Not long before the June 1989
Beijing massacre, while students still fill Tiananmen Square, Wei addresses Prime Minister Li Peng on the subject of Tibet in the style of a backroom politician: “If you don’t acknowledge people equally or don’t even acknowledge their existence, then who the hell, may I ask, are you planning to negotiate with?” It is unlikely Wei knew very much of the students’ momentary success, but one wonders if what did filter his way helped to raise the rare, and chilling, note he sounds at this point, one more appropriate to a man expecting power than still writhing beneath it: “I don’t know what bastards gave Deng Xiaoping the lousy idea of postponing and thereby intensifying this urgent domestic problem that could basically have been solved quite easily, but they should be shot.”
Year after year he writes to his sisters and brother, embarrassed by his dependence upon them for books and medicine as well as any information they have gleaned about his case. He cannot abide feeling useless nor understand why he’s not permitted to work on the science projects he was planning while still at liberty. He does, after a transfer to an even harsher prison in the country’s dry northwest, get the chance to raise rabbits, with whom he forms a “Get By Club”: “the rabbits just get by; there’s just enough coal to get by; and I just barely get by myself!” Imprisonment changes Wei’s “old aversion for ball-point pens” into “a real love for them;” the ink cartridges in his Parker don’t last long enough to write all the letters required to relieve his boredom, speak to his family and challenge the whims of his political masters.

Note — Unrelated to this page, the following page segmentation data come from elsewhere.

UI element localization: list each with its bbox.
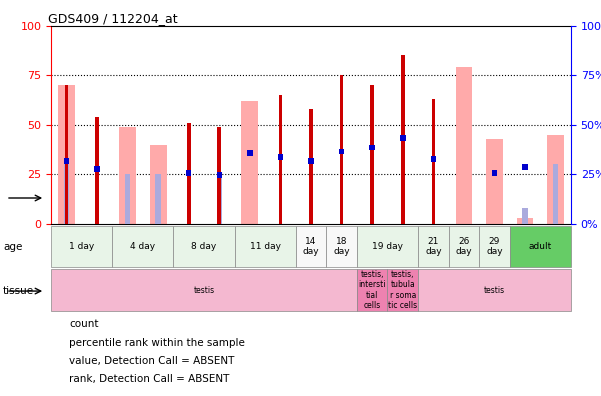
Bar	[339, 148, 344, 154]
Text: rank, Detection Call = ABSENT: rank, Detection Call = ABSENT	[69, 374, 230, 384]
FancyBboxPatch shape	[418, 226, 448, 267]
FancyBboxPatch shape	[510, 226, 571, 267]
Text: testis,
intersti
tial
cells: testis, intersti tial cells	[358, 270, 386, 310]
FancyBboxPatch shape	[357, 226, 418, 267]
Text: 4 day: 4 day	[130, 242, 156, 251]
Bar	[370, 145, 375, 150]
Bar	[218, 127, 221, 224]
Bar	[187, 123, 191, 224]
FancyBboxPatch shape	[479, 226, 510, 267]
Bar	[119, 127, 136, 224]
Bar	[186, 170, 192, 176]
Text: count: count	[69, 319, 99, 329]
FancyBboxPatch shape	[234, 226, 296, 267]
Bar	[486, 139, 503, 224]
Bar	[492, 170, 497, 176]
Text: adult: adult	[529, 242, 552, 251]
Text: 21
day: 21 day	[425, 237, 442, 256]
FancyBboxPatch shape	[418, 269, 571, 311]
Text: testis: testis	[194, 286, 215, 295]
Bar	[216, 172, 222, 224]
FancyBboxPatch shape	[112, 226, 174, 267]
FancyBboxPatch shape	[326, 226, 357, 267]
Bar	[247, 150, 252, 156]
Bar	[400, 135, 406, 141]
Bar	[278, 154, 283, 160]
Text: 26
day: 26 day	[456, 237, 472, 256]
Bar	[64, 158, 69, 224]
Text: GDS409 / 112204_at: GDS409 / 112204_at	[49, 11, 178, 25]
Bar	[279, 95, 282, 224]
Bar	[95, 117, 99, 224]
Bar	[522, 164, 528, 170]
Text: 11 day: 11 day	[249, 242, 281, 251]
Bar	[309, 109, 313, 224]
Text: 14
day: 14 day	[303, 237, 319, 256]
Bar	[430, 156, 436, 162]
Bar	[156, 174, 161, 224]
FancyBboxPatch shape	[296, 226, 326, 267]
Text: tissue: tissue	[3, 286, 34, 296]
Bar	[340, 75, 343, 224]
Bar	[94, 166, 100, 172]
Bar	[401, 55, 404, 224]
Text: 29
day: 29 day	[486, 237, 503, 256]
Bar	[432, 99, 435, 224]
Bar	[553, 164, 558, 224]
FancyBboxPatch shape	[388, 269, 418, 311]
Bar	[216, 172, 222, 178]
Bar	[58, 85, 75, 224]
Bar	[242, 101, 258, 224]
FancyBboxPatch shape	[51, 226, 112, 267]
Text: value, Detection Call = ABSENT: value, Detection Call = ABSENT	[69, 356, 234, 366]
Text: percentile rank within the sample: percentile rank within the sample	[69, 337, 245, 348]
Text: age: age	[3, 242, 22, 253]
FancyBboxPatch shape	[174, 226, 234, 267]
Bar	[370, 85, 374, 224]
FancyBboxPatch shape	[51, 269, 357, 311]
Bar	[150, 145, 166, 224]
Text: 1 day: 1 day	[69, 242, 94, 251]
FancyBboxPatch shape	[357, 269, 388, 311]
Text: 19 day: 19 day	[372, 242, 403, 251]
Bar	[125, 174, 130, 224]
FancyBboxPatch shape	[448, 226, 479, 267]
Bar	[64, 158, 69, 164]
Bar	[64, 85, 68, 224]
Bar	[548, 135, 564, 224]
Bar	[522, 208, 528, 224]
Bar	[456, 67, 472, 224]
Text: testis: testis	[484, 286, 505, 295]
Bar	[308, 158, 314, 164]
Bar	[517, 218, 534, 224]
Text: 18
day: 18 day	[334, 237, 350, 256]
Text: testis,
tubula
r soma
tic cells: testis, tubula r soma tic cells	[388, 270, 417, 310]
Text: 8 day: 8 day	[191, 242, 216, 251]
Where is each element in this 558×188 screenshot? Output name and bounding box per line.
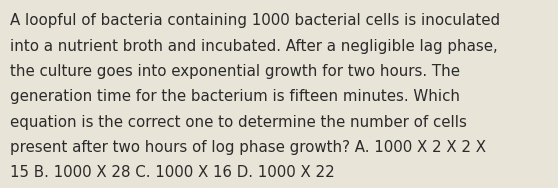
Text: present after two hours of log phase growth? A. 1000 X 2 X 2 X: present after two hours of log phase gro… <box>10 140 486 155</box>
Text: generation time for the bacterium is fifteen minutes. Which: generation time for the bacterium is fif… <box>10 89 460 104</box>
Text: equation is the correct one to determine the number of cells: equation is the correct one to determine… <box>10 115 467 130</box>
Text: the culture goes into exponential growth for two hours. The: the culture goes into exponential growth… <box>10 64 460 79</box>
Text: into a nutrient broth and incubated. After a negligible lag phase,: into a nutrient broth and incubated. Aft… <box>10 39 498 54</box>
Text: A loopful of bacteria containing 1000 bacterial cells is inoculated: A loopful of bacteria containing 1000 ba… <box>10 13 500 28</box>
Text: 15 B. 1000 X 28 C. 1000 X 16 D. 1000 X 22: 15 B. 1000 X 28 C. 1000 X 16 D. 1000 X 2… <box>10 165 335 180</box>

His letters home may display some nostalgia for his childhood, but even these are tough-minded. He lectures one of his sisters, an aspiring painter, on what she must do to keep from being a second-rate artist in China’s craven aesthetic climate and asks for no coddling in return. He urges his brother and sisters to invigorate him with their opposition: “If you have any disagreements or find fault with any of my views or arguments, then please write back and challenge me; there’s no need to be polite … If you write back with a vigorous critique, it might help me break out of my apathetic mood.” In fact, it is his lovingly quarrelsome family that he recommends to Deng Xiaoping as a political model for China: “Even I, being the great filial son that I am, have been known to talk back, and on occasion have even had to leave the family to cool off for a night or two … Can a family like this still unite to weather all manner of severe storms? The answer is: Absolutely yes.”